The challenge for using simplified Navier Stokes equations is the new generated term: the correlation \(\overline{u_i^{\prime} u_j^{\prime}}\). Spalart and Allmaras (Spalart and Allmaras 1993) proposed that the above term should be governed by \(\overline{u_i u_j}=-2 \nu_t S_{i j}\).
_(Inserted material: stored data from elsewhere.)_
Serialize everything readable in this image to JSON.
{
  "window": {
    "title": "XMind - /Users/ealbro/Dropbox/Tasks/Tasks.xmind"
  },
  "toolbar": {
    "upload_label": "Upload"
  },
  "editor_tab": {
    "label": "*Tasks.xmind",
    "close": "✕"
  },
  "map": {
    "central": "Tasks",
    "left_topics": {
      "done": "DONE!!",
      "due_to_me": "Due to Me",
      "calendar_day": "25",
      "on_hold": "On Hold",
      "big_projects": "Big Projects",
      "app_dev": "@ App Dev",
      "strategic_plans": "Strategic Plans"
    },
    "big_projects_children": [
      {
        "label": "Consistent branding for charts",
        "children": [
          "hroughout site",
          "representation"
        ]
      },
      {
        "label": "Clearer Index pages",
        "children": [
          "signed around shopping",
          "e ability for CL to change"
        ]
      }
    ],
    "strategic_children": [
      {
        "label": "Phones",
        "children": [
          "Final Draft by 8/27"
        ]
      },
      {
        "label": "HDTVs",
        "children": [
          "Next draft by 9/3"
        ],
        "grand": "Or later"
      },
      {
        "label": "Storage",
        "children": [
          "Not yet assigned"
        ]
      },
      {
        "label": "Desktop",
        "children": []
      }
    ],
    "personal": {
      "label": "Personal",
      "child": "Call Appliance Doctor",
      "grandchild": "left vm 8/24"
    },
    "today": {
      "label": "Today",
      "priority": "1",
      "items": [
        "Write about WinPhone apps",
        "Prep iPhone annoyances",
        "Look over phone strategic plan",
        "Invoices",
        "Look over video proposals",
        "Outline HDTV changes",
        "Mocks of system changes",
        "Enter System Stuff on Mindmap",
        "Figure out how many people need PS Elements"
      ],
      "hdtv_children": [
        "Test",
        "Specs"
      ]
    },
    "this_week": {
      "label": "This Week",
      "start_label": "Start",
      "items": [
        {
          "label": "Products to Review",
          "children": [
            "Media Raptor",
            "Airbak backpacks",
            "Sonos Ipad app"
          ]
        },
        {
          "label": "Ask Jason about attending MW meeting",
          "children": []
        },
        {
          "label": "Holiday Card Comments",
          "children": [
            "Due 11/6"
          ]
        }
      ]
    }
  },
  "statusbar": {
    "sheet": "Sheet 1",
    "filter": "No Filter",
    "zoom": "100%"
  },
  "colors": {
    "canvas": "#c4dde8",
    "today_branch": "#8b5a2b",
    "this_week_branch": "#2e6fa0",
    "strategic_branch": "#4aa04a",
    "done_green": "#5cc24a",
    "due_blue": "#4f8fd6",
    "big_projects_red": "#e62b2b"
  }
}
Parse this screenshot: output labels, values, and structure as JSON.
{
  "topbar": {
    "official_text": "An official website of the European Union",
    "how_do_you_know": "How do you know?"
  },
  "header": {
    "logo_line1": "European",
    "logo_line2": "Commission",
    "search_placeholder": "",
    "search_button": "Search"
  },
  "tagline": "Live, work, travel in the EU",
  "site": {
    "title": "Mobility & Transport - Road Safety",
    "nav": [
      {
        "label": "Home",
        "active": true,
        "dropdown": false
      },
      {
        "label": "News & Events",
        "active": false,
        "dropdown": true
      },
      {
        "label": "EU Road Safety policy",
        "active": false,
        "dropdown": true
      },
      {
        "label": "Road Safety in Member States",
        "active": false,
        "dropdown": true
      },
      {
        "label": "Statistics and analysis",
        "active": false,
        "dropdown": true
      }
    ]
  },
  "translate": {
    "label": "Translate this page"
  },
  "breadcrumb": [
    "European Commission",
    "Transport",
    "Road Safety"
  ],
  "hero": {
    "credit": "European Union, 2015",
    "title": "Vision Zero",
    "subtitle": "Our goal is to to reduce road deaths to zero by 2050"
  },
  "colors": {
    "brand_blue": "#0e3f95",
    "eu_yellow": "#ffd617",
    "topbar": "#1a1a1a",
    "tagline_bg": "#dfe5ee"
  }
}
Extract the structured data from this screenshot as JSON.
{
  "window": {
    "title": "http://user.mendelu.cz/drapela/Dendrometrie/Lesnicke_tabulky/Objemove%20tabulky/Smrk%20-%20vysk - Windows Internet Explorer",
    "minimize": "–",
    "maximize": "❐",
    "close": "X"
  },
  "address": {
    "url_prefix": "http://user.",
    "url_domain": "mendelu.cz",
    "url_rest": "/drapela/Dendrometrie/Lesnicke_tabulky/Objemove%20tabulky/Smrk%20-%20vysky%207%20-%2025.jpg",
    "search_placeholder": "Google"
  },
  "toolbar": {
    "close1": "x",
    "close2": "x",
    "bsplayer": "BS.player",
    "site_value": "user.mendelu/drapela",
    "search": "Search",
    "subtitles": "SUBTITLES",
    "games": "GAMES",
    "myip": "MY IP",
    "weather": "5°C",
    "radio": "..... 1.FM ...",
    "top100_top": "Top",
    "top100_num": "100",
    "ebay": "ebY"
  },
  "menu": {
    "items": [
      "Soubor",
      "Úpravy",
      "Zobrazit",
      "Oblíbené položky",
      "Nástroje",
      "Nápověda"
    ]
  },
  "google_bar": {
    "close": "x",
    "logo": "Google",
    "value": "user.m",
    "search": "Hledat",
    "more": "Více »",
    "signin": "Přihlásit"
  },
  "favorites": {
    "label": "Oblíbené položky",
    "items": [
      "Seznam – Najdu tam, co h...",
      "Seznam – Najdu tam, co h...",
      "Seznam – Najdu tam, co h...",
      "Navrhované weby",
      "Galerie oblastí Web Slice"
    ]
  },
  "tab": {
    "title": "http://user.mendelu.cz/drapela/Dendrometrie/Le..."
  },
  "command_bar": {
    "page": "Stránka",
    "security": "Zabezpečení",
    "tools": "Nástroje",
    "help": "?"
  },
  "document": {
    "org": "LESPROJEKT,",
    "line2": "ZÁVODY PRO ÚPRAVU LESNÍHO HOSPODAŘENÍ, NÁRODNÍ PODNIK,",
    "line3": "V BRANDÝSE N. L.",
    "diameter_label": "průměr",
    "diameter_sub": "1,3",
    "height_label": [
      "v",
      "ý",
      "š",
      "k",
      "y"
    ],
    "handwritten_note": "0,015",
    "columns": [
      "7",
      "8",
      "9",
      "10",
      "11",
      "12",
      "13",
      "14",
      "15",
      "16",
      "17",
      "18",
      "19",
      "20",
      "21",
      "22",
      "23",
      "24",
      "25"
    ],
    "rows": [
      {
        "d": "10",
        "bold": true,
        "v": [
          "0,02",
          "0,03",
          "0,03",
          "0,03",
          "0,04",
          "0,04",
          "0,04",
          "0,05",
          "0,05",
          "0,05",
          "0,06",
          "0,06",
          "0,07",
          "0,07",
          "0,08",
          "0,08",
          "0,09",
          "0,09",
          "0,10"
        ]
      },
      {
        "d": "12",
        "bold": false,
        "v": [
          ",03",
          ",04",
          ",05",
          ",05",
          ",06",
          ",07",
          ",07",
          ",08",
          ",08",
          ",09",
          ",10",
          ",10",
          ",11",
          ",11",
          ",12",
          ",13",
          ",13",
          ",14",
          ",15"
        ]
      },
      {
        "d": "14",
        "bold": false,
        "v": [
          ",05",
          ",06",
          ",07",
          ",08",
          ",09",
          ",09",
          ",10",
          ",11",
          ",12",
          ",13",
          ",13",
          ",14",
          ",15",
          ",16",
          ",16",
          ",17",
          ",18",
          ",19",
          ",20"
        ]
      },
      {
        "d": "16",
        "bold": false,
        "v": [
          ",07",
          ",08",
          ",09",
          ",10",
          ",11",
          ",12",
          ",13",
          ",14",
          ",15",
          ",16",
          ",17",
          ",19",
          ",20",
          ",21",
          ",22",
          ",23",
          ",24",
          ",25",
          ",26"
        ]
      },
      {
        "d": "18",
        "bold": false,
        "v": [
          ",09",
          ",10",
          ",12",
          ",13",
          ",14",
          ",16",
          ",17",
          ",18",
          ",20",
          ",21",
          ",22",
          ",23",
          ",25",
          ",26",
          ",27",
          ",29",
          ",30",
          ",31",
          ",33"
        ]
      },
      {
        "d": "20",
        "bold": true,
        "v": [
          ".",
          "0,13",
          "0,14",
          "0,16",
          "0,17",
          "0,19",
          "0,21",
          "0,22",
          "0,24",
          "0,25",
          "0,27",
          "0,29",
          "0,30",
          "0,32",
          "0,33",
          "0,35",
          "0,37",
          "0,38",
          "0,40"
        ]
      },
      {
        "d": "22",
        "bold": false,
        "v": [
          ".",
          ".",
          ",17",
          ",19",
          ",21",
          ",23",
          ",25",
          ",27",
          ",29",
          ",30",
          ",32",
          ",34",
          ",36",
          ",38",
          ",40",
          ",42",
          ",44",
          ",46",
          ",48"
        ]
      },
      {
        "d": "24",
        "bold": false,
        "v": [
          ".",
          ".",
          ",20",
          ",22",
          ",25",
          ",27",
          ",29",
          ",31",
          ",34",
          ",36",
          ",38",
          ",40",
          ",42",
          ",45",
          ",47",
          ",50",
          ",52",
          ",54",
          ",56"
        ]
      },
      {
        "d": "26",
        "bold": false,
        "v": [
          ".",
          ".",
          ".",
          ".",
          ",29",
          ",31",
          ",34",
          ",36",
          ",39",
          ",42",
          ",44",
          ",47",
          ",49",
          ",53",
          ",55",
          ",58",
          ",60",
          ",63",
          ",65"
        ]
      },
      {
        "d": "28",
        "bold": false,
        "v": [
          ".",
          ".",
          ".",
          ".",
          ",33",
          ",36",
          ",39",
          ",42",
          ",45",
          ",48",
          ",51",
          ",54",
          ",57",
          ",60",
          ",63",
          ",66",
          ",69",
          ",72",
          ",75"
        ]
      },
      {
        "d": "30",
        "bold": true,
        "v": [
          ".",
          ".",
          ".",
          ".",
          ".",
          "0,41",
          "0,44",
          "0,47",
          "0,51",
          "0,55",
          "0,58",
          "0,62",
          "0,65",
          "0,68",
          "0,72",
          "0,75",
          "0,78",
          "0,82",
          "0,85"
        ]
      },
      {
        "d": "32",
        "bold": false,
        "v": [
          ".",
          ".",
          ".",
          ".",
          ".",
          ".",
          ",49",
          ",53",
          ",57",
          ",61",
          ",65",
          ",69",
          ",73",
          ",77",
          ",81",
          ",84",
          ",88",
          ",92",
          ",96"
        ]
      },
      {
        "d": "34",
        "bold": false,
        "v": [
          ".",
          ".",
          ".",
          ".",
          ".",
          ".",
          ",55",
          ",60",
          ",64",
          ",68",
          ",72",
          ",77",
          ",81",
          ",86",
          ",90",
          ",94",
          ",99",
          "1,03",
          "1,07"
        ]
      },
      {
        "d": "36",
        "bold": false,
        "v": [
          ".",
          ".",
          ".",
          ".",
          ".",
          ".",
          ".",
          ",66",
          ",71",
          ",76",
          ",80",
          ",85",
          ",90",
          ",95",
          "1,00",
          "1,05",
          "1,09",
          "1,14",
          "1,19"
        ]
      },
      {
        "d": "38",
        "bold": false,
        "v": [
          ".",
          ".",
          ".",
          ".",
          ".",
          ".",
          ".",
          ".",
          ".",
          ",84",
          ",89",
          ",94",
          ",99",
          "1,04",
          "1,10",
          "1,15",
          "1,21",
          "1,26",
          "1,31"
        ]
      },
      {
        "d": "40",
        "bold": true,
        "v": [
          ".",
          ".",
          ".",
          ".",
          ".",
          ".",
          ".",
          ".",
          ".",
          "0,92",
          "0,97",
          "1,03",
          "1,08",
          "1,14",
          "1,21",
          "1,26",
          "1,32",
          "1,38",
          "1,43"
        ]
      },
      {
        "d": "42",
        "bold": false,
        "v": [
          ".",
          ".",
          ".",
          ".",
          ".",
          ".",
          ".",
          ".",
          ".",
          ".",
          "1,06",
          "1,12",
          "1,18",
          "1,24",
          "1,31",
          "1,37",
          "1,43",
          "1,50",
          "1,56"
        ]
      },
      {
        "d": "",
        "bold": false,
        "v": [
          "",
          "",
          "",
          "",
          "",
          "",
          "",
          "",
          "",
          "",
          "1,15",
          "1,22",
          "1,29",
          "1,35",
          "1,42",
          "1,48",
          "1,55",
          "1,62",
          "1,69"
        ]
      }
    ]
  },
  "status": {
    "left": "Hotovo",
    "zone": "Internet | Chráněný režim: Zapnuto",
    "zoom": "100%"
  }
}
Following is what it looks:

Kinematic Eddy Viscosity: \[ \nu_T=\tilde{\nu} f_{v 1} \]

Eddy Viscosity Equation:

\begin{aligned} & \frac{\partial \tilde{\nu}}{\partial t}+U_j \frac{\partial \tilde{\nu}}{\partial x_j}=c_{b 1} \tilde{S} \tilde{\nu}-c_{w 1} f_w\left(\frac{\tilde{\nu}}{d}\right)^2 \\ & +\frac{1}{\sigma} \frac{\partial}{\partial x_k}\left[(\nu+\tilde{\nu}) \frac{\partial \tilde{\nu}}{\partial x_k}\right]+\frac{c_{b 2}}{\sigma} \frac{\partial \tilde{\nu}}{\partial x_k} \frac{\partial \tilde{\nu}}{\partial x_k} \end{aligned}

Closure Coefficients:

\begin{array}{r} c_{b 1}=0.1355, \quad c_{b 2}=0.622, \quad c_{v 1}=7.1, \quad \sigma=2 / 3 \\ c_{w 1}=\frac{c_{b 1}}{\kappa^2}+\frac{\left(1+c_{b 2}\right)}{\sigma}, \quad c_{w 2}=0.3, \quad c_{w 3}=2, \quad \kappa=0.41 \end{array}

Auxiliary Relations:

\begin{gathered} f_{v 1}=\frac{\chi^3}{\chi^3+c_{v 1}^3}, \quad f_{v 2}=1-\frac{\chi}{1+\chi f_{v 1}}, \quad f_w=g\left[\frac{1+c_{w 3}^6}{g^6+c_{w 3}^6}\right]^{1 / 6} \\ \chi=\frac{\tilde{\nu}}{\nu}, \quad g=r+c_{w 2}\left(r^6-r\right), \quad r=\frac{\tilde{\nu}}{\tilde{S} \kappa^2 d^2} \\ \tilde{S}=S+\frac{\tilde{\nu}}{\kappa^2 d^2} f_{v 2}, \quad S=\sqrt{2 \Omega_{i j} \Omega_{i j}} \end{gathered}

Reference(s)

Spalart, P., and S. Allmaras. 1993. “A one-equation turbulence model for aerodynamic flows.” 30th Aerospace Sciences Meeting and Exhibit 1: 5–21. doi:10.2514/6.1992-439.